The property formerly known as the Melbourne on Cavan Town's Main Street.

Plan for Melbourne

Cavan Town’s iconic Melbourne Bakery is set to be redeveloped for healthcare use, The Anglo-Celt can reveal.

Dublin registered Labelbrook Ltd applied for planning permission to develop numbers 95 and 96 Main Street, seeking a change of use and alterations.

The Anglo-Celt understands that talks have already taken place with the HSE over use of the property.

Labelbrook is the company behind a 10-year lease with HSE Estates for use of the former Jackson’s Garage building on the corner of Thomas Ashe and Farnham Street as a new Women & Children’s Service Outpatients Department (OPD).

Labelbrook, which represents a consortium, owns the building as well as numbers 95 and 96 Main Street. It purchased the properties in 2018 as part of a major town centre property portfolio.
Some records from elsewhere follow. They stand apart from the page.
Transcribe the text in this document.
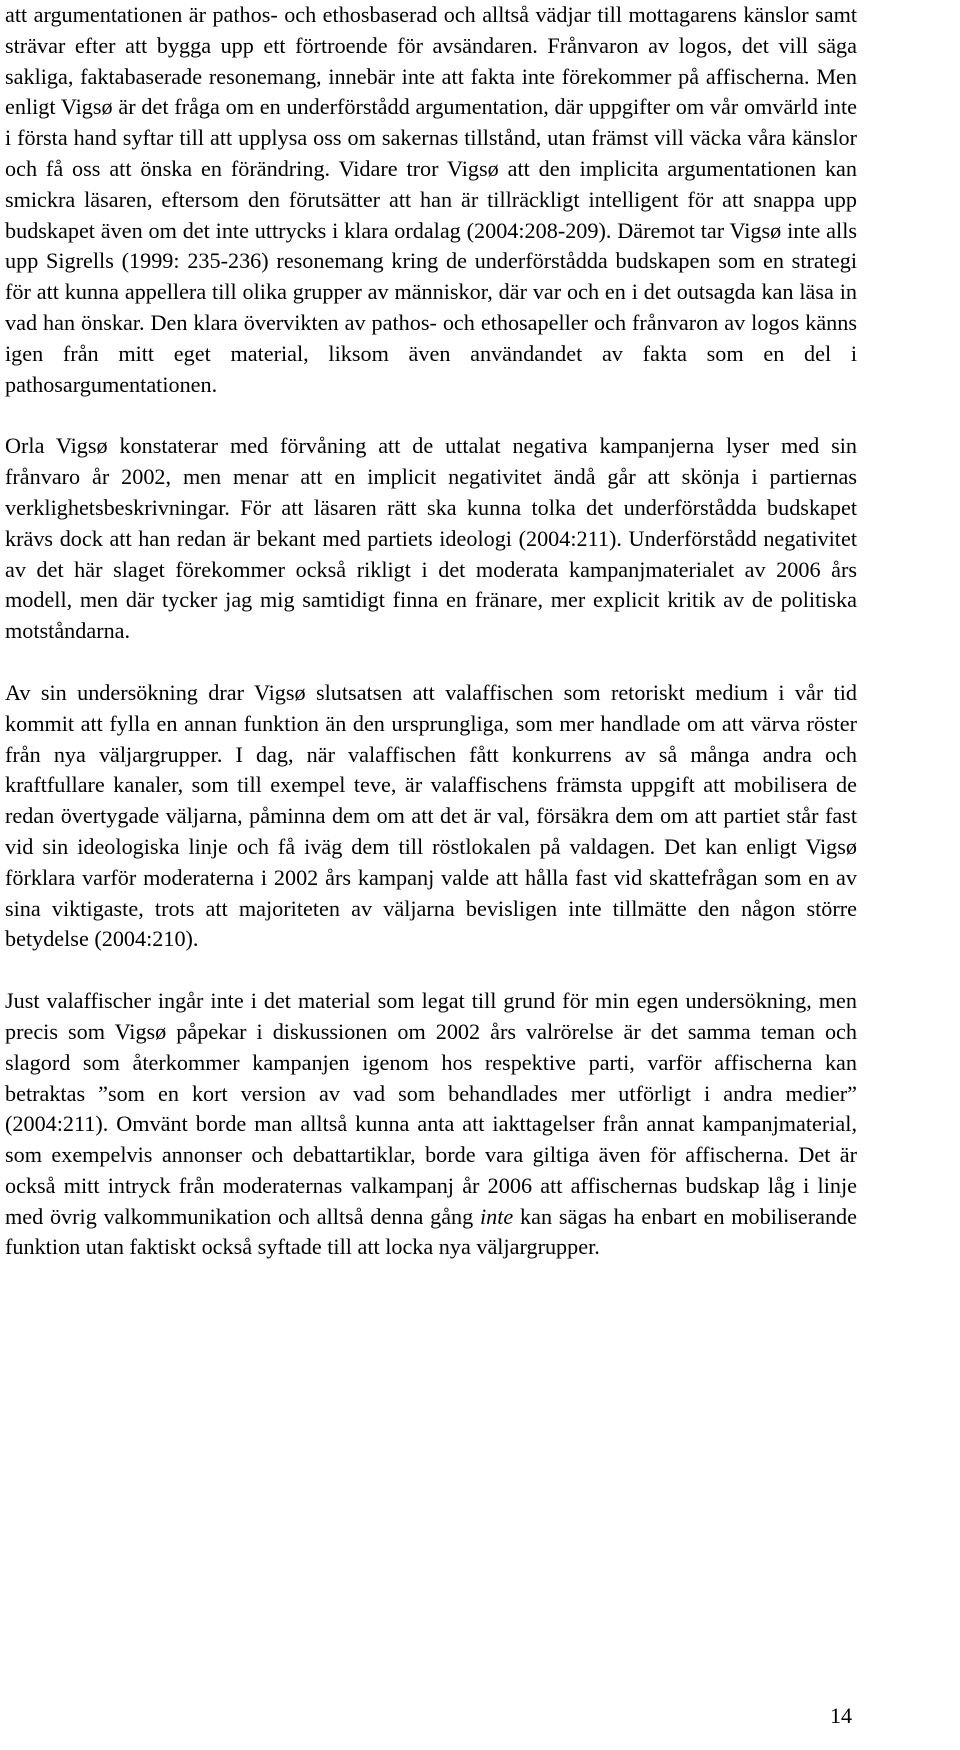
att argumentationen är pathos- och ethosbaserad och alltså vädjar till mottagarens känslor samt strävar efter att bygga upp ett förtroende för avsändaren. Frånvaron av logos, det vill säga sakliga, faktabaserade resonemang, innebär inte att fakta inte förekommer på affischerna. Men enligt Vigsø är det fråga om en underförstådd argumentation, där uppgifter om vår omvärld inte i första hand syftar till att upplysa oss om sakernas tillstånd, utan främst vill väcka våra känslor och få oss att önska en förändring. Vidare tror Vigsø att den implicita argumentationen kan smickra läsaren, eftersom den förutsätter att han är tillräckligt intelligent för att snappa upp budskapet även om det inte uttrycks i klara ordalag (2004:208-209). Däremot tar Vigsø inte alls upp Sigrells (1999: 235-236) resonemang kring de underförstådda budskapen som en strategi för att kunna appellera till olika grupper av människor, där var och en i det outsagda kan läsa in vad han önskar. Den klara övervikten av pathos- och ethosapeller och frånvaron av logos känns igen från mitt eget material, liksom även användandet av fakta som en del i pathosargumentationen.

Orla Vigsø konstaterar med förvåning att de uttalat negativa kampanjerna lyser med sin frånvaro år 2002, men menar att en implicit negativitet ändå går att skönja i partiernas verklighetsbeskrivningar. För att läsaren rätt ska kunna tolka det underförstådda budskapet krävs dock att han redan är bekant med partiets ideologi (2004:211). Underförstådd negativitet av det här slaget förekommer också rikligt i det moderata kampanjmaterialet av 2006 års modell, men där tycker jag mig samtidigt finna en fränare, mer explicit kritik av de politiska motståndarna.

Av sin undersökning drar Vigsø slutsatsen att valaffischen som retoriskt medium i vår tid kommit att fylla en annan funktion än den ursprungliga, som mer handlade om att värva röster från nya väljargrupper. I dag, när valaffischen fått konkurrens av så många andra och kraftfullare kanaler, som till exempel teve, är valaffischens främsta uppgift att mobilisera de redan övertygade väljarna, påminna dem om att det är val, försäkra dem om att partiet står fast vid sin ideologiska linje och få iväg dem till röstlokalen på valdagen. Det kan enligt Vigsø förklara varför moderaterna i 2002 års kampanj valde att hålla fast vid skattefrågan som en av sina viktigaste, trots att majoriteten av väljarna bevisligen inte tillmätte den någon större betydelse (2004:210).

Just valaffischer ingår inte i det material som legat till grund för min egen undersökning, men precis som Vigsø påpekar i diskussionen om 2002 års valrörelse är det samma teman och slagord som återkommer kampanjen igenom hos respektive parti, varför affischerna kan betraktas ”som en kort version av vad som behandlades mer utförligt i andra medier” (2004:211). Omvänt borde man alltså kunna anta att iakttagelser från annat kampanjmaterial, som exempelvis annonser och debattartiklar, borde vara giltiga även för affischerna. Det är också mitt intryck från moderaternas valkampanj år 2006 att affischernas budskap låg i linje med övrig valkommunikation och alltså denna gång inte kan sägas ha enbart en mobiliserande funktion utan faktiskt också syftade till att locka nya väljargrupper.

14
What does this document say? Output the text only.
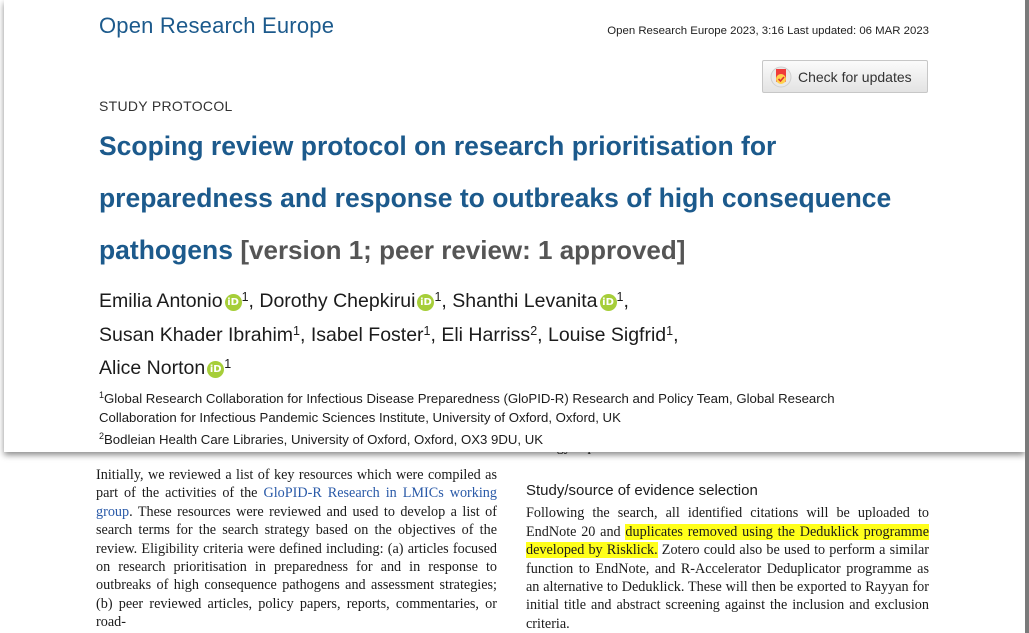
Initially, we reviewed a list of key resources which were compiled as part of the activities of the GloPID-R Research in LMICs working group. These resources were reviewed and used to develop a list of search terms for the search strategy based on the objectives of the review. Eligibility criteria were defined including: (a) articles focused on research prioritisation in preparedness for and in response to outbreaks of high consequence pathogens and assessment strategies; (b) peer reviewed articles, policy papers, reports, commentaries, or road-
Study/source of evidence selection
Following the search, all identified citations will be uploaded to EndNote 20 and duplicates removed using the Deduklick programme developed by Risklick. Zotero could also be used to perform a similar function to EndNote, and R-Accelerator Deduplicator programme as an alternative to Deduklick. These will then be exported to Rayyan for initial title and abstract screening against the inclusion and exclusion criteria.
Open Research Europe	Open Research Europe 2023, 3:16 Last updated: 06 MAR 2023
Check for updates
STUDY PROTOCOL
Scoping review protocol on research prioritisation for preparedness and response to outbreaks of high consequence pathogens [version 1; peer review: 1 approved]
Emilia Antonio iD $^1$, Dorothy Chepkirui iD $^1$, Shanthi Levanita iD $^1$,
Susan Khader Ibrahim$^1$, Isabel Foster$^1$, Eli Harriss$^2$, Louise Sigfrid$^1$,
Alice Norton iD $^1$
$^1$Global Research Collaboration for Infectious Disease Preparedness (GloPID-R) Research and Policy Team, Global Research Collaboration for Infectious Pandemic Sciences Institute, University of Oxford, Oxford, UK
$^2$Bodleian Health Care Libraries, University of Oxford, Oxford, OX3 9DU, UK
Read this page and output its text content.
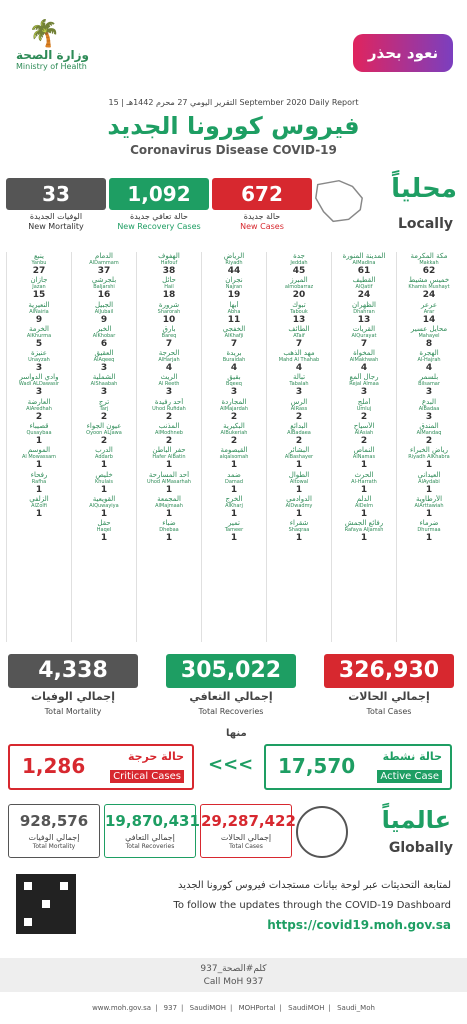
🌴
وزارة الصحة
Ministry of Health
نعود بحذر
التقرير اليومي 27 محرم 1442هـ | 15 September 2020 Daily Report
فيروس كورونا الجديد
Coronavirus Disease COVID-19
محلياً
Locally
672
حالة جديدة
New Cases
1,092
حالة تعافي جديدة
New Recovery Cases
33
الوفيات الجديدة
New Mortality
مكة المكرمة
Makkah
62
خميس مشيط
Khamis Mushayt
24
عرعر
Arar
14
محايل عسير
Mahayel
8
الهجرة
Al-Hajrah
4
بلسمر
Bilsamar
3
البدع
AlBadaa
3
المندق
AlMandaq
2
رياض الخبراء
Riyadh AlKhabra
1
العيداني
AlAydabi
1
الأرطاوية
AlArttawiah
1
ضرماء
Dhurmaa
1
المدينة المنورة
AlMadina
61
القطيف
AlQatif
24
الظهران
Dhahran
13
القريات
AlQurayat
7
المخواة
AlMakhwah
4
رجال ألمع
Rejal Almaa
3
أملج
Umluj
2
الأسياح
AlAsiah
2
النماص
AlNamas
1
الحرث
Al-Harrath
1
الدلم
AlDelm
1
رفائع الجمش
Rafaya Aljamsh
1
جدة
Jeddah
45
المبرز
almobarraz
20
تبوك
Tabouk
13
الطائف
ATaif
7
مهد الذهب
Mahd Al Thahab
4
تبالة
Tabalah
3
الرس
AlRass
2
البدائع
AlBadaea
2
البشائر
AlBashayer
1
الطوال
Altowal
1
الدوادمي
AlDwadmy
1
شقراء
Shaqraa
1
الرياض
Riyadh
44
نجران
Najran
19
أبها
Abha
11
الخفجي
AlKhafji
7
بريدة
Buraidah
4
بقيق
Bqeeq
3
المجاردة
AlMajardah
2
البكيرية
AlBukeriah
2
القيصومة
alqaisomah
1
ضمد
Damad
1
الخرج
AlKharj
1
تمير
Tameer
1
الهفوف
Hafouf
38
حائل
Hail
18
شرورة
Sharorah
10
بارق
Bareq
7
الحرجة
AlHarjah
4
الريث
Al Reeth
3
أحد رفيدة
Uhod Rufidah
2
المذنب
AlModhneb
2
حفر الباطن
Hafer AlBatin
1
أحد المسارحة
Uhod AlMasarhah
1
المجمعة
AlMajmaah
1
ضباء
Dhebaa
1
الدمام
AlDammam
37
بلجرشي
Baljarshi
16
الجبيل
AlJubail
9
الخبر
AlKhobar
6
العقيق
AlAqeeq
3
الشملية
AlShaabah
3
ترج
Tarj
2
عيون الجواء
Oyoon ALJawa
2
الدرب
Addarb
1
خليص
Khulais
1
القويعية
AlQuwayiya
1
حقل
Haqel
1
ينبع
Yanbu
27
جازان
Jazan
15
النعيرية
AlNairia
9
الخرمة
AlKhurma
5
عنيزة
Unayzah
3
وادي الدواسر
Wadi ALDawasir
3
العارضة
AlAredhah
2
قصيباء
Qusaybaa
1
الموسم
Al Mowassam
1
رفحاء
Rafha
1
الزلفي
AlZolfi
1
326,930
إجمالي الحالات
Total Cases
305,022
إجمالي التعافي
Total Recoveries
4,338
إجمالي الوفيات
Total Mortality
منها
17,570 حالة نشطة
Active Case
<<<
1,286	حالة حرجة
Critical Cases
عالمياً
Globally
29,287,422
إجمالي الحالات
Total Cases
19,870,431
إجمالي التعافي
Total Recoveries
928,576
إجمالي الوفيات
Total Mortality
لمتابعة التحديثات عبر لوحة بيانات مستجدات فيروس كورونا الجديد
To follow the updates through the COVID-19 Dashboard
https://covid19.moh.gov.sa
كلم#الصحة_937
Call MoH 937
www.moh.gov.sa | 937 | SaudiMOH | MOHPortal | SaudiMOH | Saudi_Moh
The 2.42 acre block of retail and development space was traded almost one year to the day it was listed for sale by Urban Renewal Enterprises (Cavan) with a price tag of €3.25 million. Directors of Urban Renewal Enterprises (Cavan) Limited were listed at the time as Darragh Elliott, Noel Elliott (Snr), the late David Mackey, former council County Manager, and Noel Elliott (Jnr).

The town centre portfolio included a total of eight retail units, eight apartments, two public houses, offices, what was then the gaelscoil, a former B&B, carpark, a house, and a development site.

The plans for Nos 95 and 96 also propose the demolition of dilapidated outbuildings and walls to rear of premises, as well as alterations and an extension to car parking to the rear of 95 96, 97, accessible from Farnham Street and Thomas Ashe Street.

The proposed works are located within the curtilage of a protected structure, and plans for the project were drawn up by Michael Fitzpatrick Architects in Butlersbridge.

The company applied for planning permission on April 12 but the application was deemed invalid by the council on Monday of this week, April 17, meaning Labelbrook will have to resubmit the plans to Cavan County Council.

The local authority explained that the application was deemed invalid because there was “no mention of protected structure” within the confines of the site, and “no mention of demolition fees”.

The Melbourne Bakery, which had been a staple of the Cavan Town streetscape for over three decades, closed its doors in January 2020.

It was the second such landmark business in that block of properties to shut up shop in as many months following the closure of Philip Brady Menswear.

At the time Melbourne owner Gerry O’Reilly said that economic circumstances forced his hand making a decision to quit.

“Unfortunately we have been battling with it for a number of years and it just became unsustainable. The size of the business, the size of the premises, the number of staff it took to keep it going - it just wasn’t sustainable,” he said.